Tuesday, March 19, 2013

Y ... Why

After getting 2013 off to a slow and unsatisfying start, book-wise, I decided to venture back to last year's bucket list and nibble away at the unreviewed letters.  Where I picked up many of these titles, I don't know, though probably Amazon, as now I discover our library system does not have many of them on the shelves.  I hit on Disturbing the Peace by Richard Yates.

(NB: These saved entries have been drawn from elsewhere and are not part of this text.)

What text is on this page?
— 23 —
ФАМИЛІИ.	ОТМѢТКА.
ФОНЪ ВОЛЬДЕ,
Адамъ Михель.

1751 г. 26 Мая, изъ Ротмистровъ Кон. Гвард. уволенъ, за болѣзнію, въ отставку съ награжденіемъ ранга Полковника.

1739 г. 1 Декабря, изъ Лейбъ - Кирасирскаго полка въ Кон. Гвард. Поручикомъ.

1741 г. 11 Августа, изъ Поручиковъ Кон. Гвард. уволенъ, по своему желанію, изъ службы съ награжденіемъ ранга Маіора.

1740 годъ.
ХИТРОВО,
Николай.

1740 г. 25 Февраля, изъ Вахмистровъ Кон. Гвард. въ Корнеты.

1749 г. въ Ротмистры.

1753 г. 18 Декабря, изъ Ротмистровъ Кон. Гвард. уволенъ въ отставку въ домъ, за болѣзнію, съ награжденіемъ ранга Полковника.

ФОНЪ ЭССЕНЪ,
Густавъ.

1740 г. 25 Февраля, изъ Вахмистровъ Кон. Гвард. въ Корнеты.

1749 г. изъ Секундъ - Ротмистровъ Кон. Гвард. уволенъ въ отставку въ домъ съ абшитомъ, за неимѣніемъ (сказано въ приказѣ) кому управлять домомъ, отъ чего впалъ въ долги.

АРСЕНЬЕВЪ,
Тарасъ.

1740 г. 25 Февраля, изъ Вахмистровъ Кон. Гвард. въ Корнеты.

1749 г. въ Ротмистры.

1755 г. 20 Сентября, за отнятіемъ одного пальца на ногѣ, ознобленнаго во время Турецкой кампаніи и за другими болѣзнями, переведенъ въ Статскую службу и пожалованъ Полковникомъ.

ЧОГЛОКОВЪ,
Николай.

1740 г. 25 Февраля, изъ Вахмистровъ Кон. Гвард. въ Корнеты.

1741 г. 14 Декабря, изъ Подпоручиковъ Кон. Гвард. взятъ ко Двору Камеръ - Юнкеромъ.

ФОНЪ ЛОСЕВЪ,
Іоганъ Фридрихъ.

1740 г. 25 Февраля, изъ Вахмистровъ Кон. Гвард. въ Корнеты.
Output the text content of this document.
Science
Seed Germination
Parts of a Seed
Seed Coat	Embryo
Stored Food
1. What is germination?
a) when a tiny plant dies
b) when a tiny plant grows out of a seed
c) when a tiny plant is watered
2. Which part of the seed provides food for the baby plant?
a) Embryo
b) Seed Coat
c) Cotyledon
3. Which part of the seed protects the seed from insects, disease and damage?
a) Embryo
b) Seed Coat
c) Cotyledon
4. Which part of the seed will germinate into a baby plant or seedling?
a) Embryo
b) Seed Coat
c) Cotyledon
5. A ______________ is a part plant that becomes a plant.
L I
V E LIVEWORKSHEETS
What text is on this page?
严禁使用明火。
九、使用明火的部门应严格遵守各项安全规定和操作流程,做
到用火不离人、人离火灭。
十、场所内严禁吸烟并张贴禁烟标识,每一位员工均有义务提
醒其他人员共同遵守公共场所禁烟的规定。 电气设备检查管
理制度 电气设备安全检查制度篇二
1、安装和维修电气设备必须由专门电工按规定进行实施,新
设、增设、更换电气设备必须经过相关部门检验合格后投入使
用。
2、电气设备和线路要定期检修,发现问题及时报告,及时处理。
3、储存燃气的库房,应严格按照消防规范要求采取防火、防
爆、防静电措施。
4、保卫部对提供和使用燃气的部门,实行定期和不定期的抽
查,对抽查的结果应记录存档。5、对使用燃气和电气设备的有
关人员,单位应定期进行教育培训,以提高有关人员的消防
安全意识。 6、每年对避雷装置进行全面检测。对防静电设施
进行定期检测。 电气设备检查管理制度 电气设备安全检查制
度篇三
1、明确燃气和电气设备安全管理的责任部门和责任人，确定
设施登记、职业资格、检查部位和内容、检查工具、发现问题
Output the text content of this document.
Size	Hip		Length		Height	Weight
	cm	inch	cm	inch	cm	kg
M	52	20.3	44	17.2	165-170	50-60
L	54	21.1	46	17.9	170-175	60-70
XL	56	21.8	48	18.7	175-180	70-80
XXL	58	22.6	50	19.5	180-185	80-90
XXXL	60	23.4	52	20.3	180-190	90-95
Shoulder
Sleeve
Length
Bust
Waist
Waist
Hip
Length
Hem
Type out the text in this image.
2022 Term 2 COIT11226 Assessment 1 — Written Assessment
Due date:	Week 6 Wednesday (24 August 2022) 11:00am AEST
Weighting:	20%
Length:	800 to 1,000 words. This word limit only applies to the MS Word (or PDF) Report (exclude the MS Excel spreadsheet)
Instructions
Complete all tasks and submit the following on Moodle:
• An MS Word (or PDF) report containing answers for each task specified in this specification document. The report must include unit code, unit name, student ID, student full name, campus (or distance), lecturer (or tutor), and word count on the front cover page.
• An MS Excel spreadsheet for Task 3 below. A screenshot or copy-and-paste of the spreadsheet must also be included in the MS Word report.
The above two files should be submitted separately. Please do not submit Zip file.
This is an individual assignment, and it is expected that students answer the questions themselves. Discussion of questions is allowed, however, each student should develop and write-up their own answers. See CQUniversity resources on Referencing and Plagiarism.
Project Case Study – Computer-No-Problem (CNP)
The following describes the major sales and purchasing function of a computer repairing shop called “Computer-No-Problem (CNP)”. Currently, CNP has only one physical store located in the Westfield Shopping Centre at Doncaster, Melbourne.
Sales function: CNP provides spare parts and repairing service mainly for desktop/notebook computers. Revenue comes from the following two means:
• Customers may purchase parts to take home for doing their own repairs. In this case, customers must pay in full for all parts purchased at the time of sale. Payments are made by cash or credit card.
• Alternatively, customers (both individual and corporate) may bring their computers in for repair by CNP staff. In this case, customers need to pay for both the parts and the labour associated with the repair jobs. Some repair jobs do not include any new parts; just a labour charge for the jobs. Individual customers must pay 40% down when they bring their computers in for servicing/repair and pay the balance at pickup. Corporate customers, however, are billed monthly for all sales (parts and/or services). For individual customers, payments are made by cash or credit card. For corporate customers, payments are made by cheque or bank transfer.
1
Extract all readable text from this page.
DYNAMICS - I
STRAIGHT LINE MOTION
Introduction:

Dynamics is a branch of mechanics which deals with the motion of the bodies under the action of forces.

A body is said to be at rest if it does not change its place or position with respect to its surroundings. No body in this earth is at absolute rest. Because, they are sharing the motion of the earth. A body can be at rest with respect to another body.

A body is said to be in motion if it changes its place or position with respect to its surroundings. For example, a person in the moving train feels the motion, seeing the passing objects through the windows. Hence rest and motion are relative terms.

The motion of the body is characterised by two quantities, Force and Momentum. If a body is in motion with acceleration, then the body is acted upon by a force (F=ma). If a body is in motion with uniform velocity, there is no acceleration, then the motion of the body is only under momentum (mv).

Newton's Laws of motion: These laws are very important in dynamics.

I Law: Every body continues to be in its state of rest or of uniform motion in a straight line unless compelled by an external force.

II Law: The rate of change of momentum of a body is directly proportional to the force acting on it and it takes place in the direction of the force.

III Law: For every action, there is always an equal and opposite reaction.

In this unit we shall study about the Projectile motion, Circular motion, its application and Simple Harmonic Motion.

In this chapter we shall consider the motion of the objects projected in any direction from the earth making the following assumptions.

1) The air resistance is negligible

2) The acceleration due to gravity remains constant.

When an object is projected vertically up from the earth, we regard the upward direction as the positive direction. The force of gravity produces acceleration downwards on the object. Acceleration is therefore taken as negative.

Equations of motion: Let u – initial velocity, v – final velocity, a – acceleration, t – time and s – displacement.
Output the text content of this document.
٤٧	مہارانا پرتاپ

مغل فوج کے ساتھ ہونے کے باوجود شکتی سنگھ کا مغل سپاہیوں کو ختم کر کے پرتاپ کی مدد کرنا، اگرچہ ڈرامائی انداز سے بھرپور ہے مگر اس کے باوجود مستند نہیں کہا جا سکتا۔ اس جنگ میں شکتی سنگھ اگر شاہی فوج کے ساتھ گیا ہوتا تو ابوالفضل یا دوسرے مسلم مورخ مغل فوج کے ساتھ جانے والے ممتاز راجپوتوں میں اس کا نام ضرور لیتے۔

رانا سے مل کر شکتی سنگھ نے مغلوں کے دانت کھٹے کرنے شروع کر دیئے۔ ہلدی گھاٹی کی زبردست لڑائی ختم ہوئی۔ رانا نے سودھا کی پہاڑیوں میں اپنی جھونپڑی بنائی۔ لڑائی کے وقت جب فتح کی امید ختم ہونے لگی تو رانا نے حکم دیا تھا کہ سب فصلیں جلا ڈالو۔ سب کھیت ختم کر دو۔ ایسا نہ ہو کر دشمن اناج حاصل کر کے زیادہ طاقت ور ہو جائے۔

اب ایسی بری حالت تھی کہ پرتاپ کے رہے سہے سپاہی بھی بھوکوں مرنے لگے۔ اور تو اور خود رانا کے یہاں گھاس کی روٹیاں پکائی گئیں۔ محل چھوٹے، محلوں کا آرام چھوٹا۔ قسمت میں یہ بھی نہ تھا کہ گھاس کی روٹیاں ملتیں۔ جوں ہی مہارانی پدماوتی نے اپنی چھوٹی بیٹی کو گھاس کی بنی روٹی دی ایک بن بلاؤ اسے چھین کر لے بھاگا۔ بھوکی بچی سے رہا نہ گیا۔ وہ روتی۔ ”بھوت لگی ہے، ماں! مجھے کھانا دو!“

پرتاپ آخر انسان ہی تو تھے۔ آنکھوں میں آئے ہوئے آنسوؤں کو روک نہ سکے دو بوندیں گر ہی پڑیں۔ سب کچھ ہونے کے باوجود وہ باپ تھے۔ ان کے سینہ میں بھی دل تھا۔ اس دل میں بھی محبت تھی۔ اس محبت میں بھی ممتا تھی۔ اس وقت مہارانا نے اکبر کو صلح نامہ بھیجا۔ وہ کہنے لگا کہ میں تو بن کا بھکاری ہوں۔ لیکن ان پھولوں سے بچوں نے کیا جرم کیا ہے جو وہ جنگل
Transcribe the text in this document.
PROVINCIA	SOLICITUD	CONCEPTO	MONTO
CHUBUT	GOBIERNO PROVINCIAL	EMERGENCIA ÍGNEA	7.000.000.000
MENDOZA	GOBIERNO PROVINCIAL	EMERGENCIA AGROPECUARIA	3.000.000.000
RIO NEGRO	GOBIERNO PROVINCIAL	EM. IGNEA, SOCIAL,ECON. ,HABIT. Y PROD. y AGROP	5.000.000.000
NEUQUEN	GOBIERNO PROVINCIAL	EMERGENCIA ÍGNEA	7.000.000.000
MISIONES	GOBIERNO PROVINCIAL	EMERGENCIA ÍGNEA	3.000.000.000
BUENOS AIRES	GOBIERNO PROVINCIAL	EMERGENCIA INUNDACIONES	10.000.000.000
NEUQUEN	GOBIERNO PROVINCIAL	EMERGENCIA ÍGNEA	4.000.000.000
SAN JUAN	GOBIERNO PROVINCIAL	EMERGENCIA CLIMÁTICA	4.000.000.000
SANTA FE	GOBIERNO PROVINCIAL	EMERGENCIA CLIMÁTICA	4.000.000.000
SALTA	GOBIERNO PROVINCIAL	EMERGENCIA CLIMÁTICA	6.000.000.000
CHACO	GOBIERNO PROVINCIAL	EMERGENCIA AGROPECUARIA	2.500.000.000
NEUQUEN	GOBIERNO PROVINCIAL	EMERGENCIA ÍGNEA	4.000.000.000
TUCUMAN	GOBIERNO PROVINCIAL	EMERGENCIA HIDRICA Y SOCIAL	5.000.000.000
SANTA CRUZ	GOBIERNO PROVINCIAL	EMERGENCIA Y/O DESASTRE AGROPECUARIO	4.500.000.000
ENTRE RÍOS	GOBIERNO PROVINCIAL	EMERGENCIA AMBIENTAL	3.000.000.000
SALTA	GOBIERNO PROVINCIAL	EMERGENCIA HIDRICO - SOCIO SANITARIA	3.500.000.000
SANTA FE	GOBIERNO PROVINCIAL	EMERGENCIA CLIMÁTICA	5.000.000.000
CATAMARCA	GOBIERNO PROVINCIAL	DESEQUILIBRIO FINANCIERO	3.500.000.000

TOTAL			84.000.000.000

Perhaps I should have stopped as soon as I saw that Yates also wrote Revolutionary Road.  Maybe I should have checked out Wiki to discover DTP is considered Yates' worst novel.  It is.  It reminds me a lot of Kingsley Amis and his drunken protagonists in a male dominated culture of omphaloskeptics.   Or of an especially badly scripted season of Mad Men.

It's taken me a couple of years to identify a genre that I do not like at all:  Amis, now Yates, Philip Roth, John Irving.  The exact opposite of "chick lit" these guys, no matter what decade they wrote in, have used the novel to camouflage their own confused, near neurotic lives, endlessly questioning and propounding the following mantras:

I have not earned the fame granted to me, but give me more.
I am in an intellectually barren marriage and horny as hell and seducing any young thing at the drop of a hat (or trousers).
I drink, a lot.
I continue drinking until I am practically psychotic.
I have a nervous breakdown and since I hate shrinks, I drink.
My parents hate me.
I am a fake at work.

So these were the fathers of the middle aged men in England and America now.  If they spawned writers, the themes are often just as self-indulgent.  If their heirs have found other kinds of lives, they have hardly grown up to be the pride of their generation or their nation.

Give me less self-involved novels, please.